Closed-Loop Policy Inference and Evaluation#

Docker Container: Base (see Docker Containers for more details)

./docker/run_docker.sh

Once inside the container, set the models directory if you plan to download pre-trained checkpoints:

export MODELS_DIR=models/isaaclab_arena/reinforcement_learning
mkdir -p $MODELS_DIR

This tutorial assumes you’ve completed Policy Training and have a trained checkpoint, or you can download a pre-trained one as described below.

Download Pre-trained Model (skip preceding steps)
hf download \
   nvidia/IsaacLab-Arena-Lift-Object-RL \
   model_11999.pt \
   --local-dir $MODELS_DIR/lift_object_checkpoint

After downloading, the checkpoint is at:

$MODELS_DIR/lift_object_checkpoint/model_11999.pt

Replace checkpoint paths in the examples below with this path.

Evaluation Methods#

There are three ways to evaluate a trained policy:

  1. Single environment (policy_runner.py): detailed evaluation with metrics

  2. Parallel environments (policy_runner.py): larger-scale statistical evaluation

  3. Batch evaluation (eval_runner.py): automated evaluation across multiple checkpoints

Method 1: Single Environment Evaluation#

python isaaclab_arena/evaluation/policy_runner.py \
  --policy_type rsl_rl \
  --num_steps 1000 \
  --checkpoint_path logs/rsl_rl/generic_experiment/2026-01-28_17-26-10/model_11999.pt \
  lift_object \
  --rl_training_mode False

Note

If you downloaded the pre-trained model from Hugging Face, replace the checkpoint path with: $MODELS_DIR/lift_object_checkpoint/model_11999.pt

Policy-specific arguments (--policy_type, --checkpoint_path, etc.) must come before the environment name. Environment-specific arguments (--rl_training_mode, --object, etc.) must come after it.
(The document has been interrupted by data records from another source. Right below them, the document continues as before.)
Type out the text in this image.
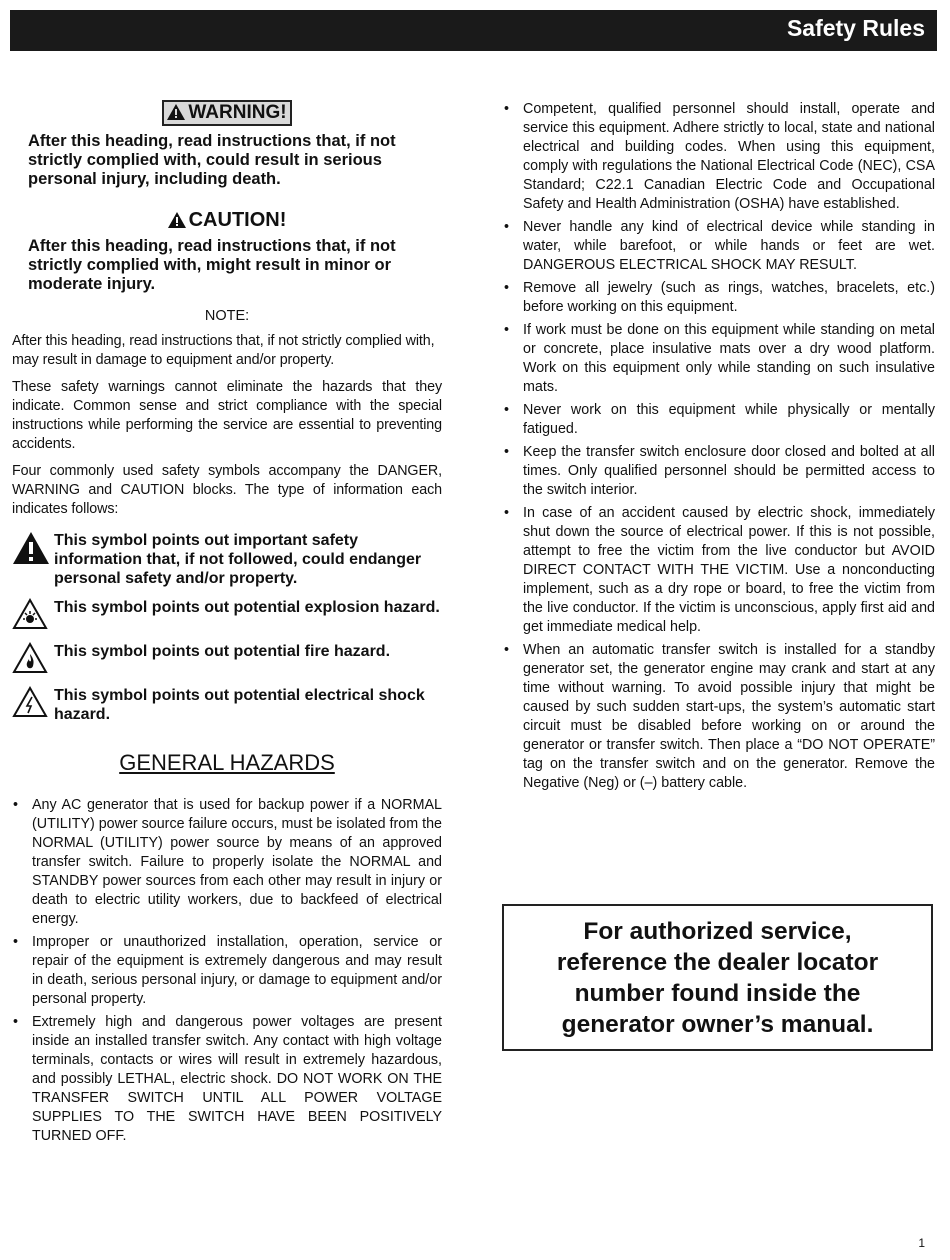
Safety Rules
WARNING!
After this heading, read instructions that, if not strictly complied with, could result in serious personal injury, including death.
CAUTION!
After this heading, read instructions that, if not strictly complied with, might result in minor or moderate injury.
NOTE:
After this heading, read instructions that, if not strictly complied with, may result in damage to equipment and/or property.
These safety warnings cannot eliminate the hazards that they indicate. Common sense and strict compliance with the special instructions while performing the service are essential to preventing accidents.
Four commonly used safety symbols accompany the DANGER, WARNING and CAUTION blocks. The type of information each indicates follows:
This symbol points out important safety information that, if not followed, could endanger personal safety and/or property.
This symbol points out potential explosion hazard.
This symbol points out potential fire hazard.
This symbol points out potential electrical shock hazard.
GENERAL HAZARDS
• Any AC generator that is used for backup power if a NORMAL (UTILITY) power source failure occurs, must be isolated from the NORMAL (UTILITY) power source by means of an approved transfer switch. Failure to properly isolate the NORMAL and STANDBY power sources from each other may result in injury or death to electric utility workers, due to backfeed of electrical energy.
• Improper or unauthorized installation, operation, service or repair of the equipment is extremely dangerous and may result in death, serious personal injury, or damage to equipment and/or personal property.
• Extremely high and dangerous power voltages are present inside an installed transfer switch. Any contact with high voltage terminals, contacts or wires will result in extremely hazardous, and possibly LETHAL, electric shock. DO NOT WORK ON THE TRANSFER SWITCH UNTIL ALL POWER VOLTAGE SUPPLIES TO THE SWITCH HAVE BEEN POSITIVELY TURNED OFF.
• Competent, qualified personnel should install, operate and service this equipment. Adhere strictly to local, state and national electrical and building codes. When using this equipment, comply with regulations the National Electrical Code (NEC), CSA Standard; C22.1 Canadian Electric Code and Occupational Safety and Health Administration (OSHA) have established.
• Never handle any kind of electrical device while standing in water, while barefoot, or while hands or feet are wet. DANGEROUS ELECTRICAL SHOCK MAY RESULT.
• Remove all jewelry (such as rings, watches, bracelets, etc.) before working on this equipment.
• If work must be done on this equipment while standing on metal or concrete, place insulative mats over a dry wood platform. Work on this equipment only while standing on such insulative mats.
• Never work on this equipment while physically or mentally fatigued.
• Keep the transfer switch enclosure door closed and bolted at all times. Only qualified personnel should be permitted access to the switch interior.
• In case of an accident caused by electric shock, immediately shut down the source of electrical power. If this is not possible, attempt to free the victim from the live conductor but AVOID DIRECT CONTACT WITH THE VICTIM. Use a nonconducting implement, such as a dry rope or board, to free the victim from the live conductor. If the victim is unconscious, apply first aid and get immediate medical help.
• When an automatic transfer switch is installed for a standby generator set, the generator engine may crank and start at any time without warning. To avoid possible injury that might be caused by such sudden start-ups, the system’s automatic start circuit must be disabled before working on or around the generator or transfer switch. Then place a “DO NOT OPERATE” tag on the transfer switch and on the generator. Remove the Negative (Neg) or (–) battery cable.
For authorized service, reference the dealer locator number found inside the generator owner’s manual.
1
At the end of the run, metrics are printed to the console:

Metrics: {'success_rate': 0.85, 'num_episodes': 12}

Method 2: Parallel Environment Evaluation#

For more statistically significant results, run across many environments in parallel:

python isaaclab_arena/evaluation/policy_runner.py \
  --policy_type rsl_rl \
  --num_steps 5000 \
  --num_envs 64 \
  --checkpoint_path logs/rsl_rl/generic_experiment/2026-01-28_17-26-10/model_11999.pt \
  --headless \
  lift_object \
  --rl_training_mode False
Metrics: {'success_rate': 0.83, 'num_episodes': 156}

Method 3: Batch Evaluation#

To evaluate multiple checkpoints in sequence, use eval_runner.py with a JSON config.
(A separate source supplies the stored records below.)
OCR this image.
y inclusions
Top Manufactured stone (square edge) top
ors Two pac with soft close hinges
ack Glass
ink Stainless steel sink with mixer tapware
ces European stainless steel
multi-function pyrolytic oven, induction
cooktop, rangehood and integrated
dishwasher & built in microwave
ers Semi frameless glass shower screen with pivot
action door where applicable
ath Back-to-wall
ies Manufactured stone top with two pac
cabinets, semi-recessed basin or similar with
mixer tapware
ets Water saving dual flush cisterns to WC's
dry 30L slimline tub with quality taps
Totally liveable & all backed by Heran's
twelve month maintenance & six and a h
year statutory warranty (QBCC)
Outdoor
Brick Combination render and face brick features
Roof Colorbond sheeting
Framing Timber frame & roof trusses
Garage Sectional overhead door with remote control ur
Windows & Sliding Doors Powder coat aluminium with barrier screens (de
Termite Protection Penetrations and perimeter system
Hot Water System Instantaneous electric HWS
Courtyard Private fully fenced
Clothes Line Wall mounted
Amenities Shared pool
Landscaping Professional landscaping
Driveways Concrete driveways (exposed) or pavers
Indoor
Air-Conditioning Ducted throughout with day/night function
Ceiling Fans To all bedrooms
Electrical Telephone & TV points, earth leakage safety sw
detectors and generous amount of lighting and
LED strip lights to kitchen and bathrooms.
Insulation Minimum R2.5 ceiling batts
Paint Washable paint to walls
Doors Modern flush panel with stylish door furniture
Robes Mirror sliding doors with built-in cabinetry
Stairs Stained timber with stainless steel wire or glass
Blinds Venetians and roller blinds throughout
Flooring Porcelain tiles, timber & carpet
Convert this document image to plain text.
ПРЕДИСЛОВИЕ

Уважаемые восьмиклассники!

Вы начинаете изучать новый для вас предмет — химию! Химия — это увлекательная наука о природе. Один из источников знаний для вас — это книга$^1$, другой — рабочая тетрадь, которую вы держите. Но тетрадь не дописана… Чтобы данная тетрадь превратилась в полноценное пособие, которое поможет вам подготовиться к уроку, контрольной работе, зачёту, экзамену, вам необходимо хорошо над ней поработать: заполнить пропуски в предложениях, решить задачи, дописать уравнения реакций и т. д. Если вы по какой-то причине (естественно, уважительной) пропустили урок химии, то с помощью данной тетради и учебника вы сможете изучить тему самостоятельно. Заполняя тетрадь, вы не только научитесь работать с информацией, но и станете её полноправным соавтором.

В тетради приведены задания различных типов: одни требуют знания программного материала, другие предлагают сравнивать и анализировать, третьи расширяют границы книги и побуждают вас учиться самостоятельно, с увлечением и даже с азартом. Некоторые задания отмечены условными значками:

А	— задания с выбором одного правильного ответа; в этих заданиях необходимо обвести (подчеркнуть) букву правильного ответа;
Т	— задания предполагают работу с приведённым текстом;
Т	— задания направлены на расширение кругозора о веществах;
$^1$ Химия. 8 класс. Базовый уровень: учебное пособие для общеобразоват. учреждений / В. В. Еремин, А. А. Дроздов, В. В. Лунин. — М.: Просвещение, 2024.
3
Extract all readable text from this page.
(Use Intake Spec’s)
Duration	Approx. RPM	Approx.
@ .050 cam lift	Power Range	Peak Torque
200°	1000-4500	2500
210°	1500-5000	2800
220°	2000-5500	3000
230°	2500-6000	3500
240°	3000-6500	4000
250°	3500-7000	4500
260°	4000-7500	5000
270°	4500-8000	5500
1. Create an evaluation config

Create a file eval_config.json:

{
  "policy_runner_args": {
    "policy_type": "rsl_rl",
    "num_steps": 5000,
    "num_envs": 64,
    "headless": true
  },
  "evaluations": [
    {
      "checkpoint_path": "logs/rsl_rl/generic_experiment/2026-01-28_17-26-10/model_5999.pt",
      "environment": "lift_object",
      "environment_args": {
        "rl_training_mode": false
      }
    },
    {
      "checkpoint_path": "logs/rsl_rl/generic_experiment/2026-01-28_17-26-10/model_11999.pt",
      "environment": "lift_object",
      "environment_args": {
        "rl_training_mode": false
      }
    }
  ]
}

2. Run

python isaaclab_arena/evaluation/eval_runner.py --eval_jobs_config eval_config.json
Evaluating checkpoint 1/2: model_5999.pt
Metrics: {'success_rate': 0.72, 'num_episodes': 152}

Evaluating checkpoint 2/2: model_11999.pt
Metrics: {'success_rate': 0.85, 'num_episodes': 156}

Summary:
========================================
model_5999.pt  | Success: 72% | Episodes: 152
model_11999.pt | Success: 85% | Episodes: 156

Understanding the Metrics#

The Lift Object task reports two metrics:

  • success_rate: fraction of episodes where the object reached the target position within tolerance

  • num_episodes: total number of completed episodes during the evaluation run

A well-trained policy should reach 70–90% success rate. Results will vary with the target range, random seed, and hardware.

Note

Always set --rl_training_mode False when evaluating. During training this flag is True to disable success termination; setting it to False re-enables it for proper evaluation.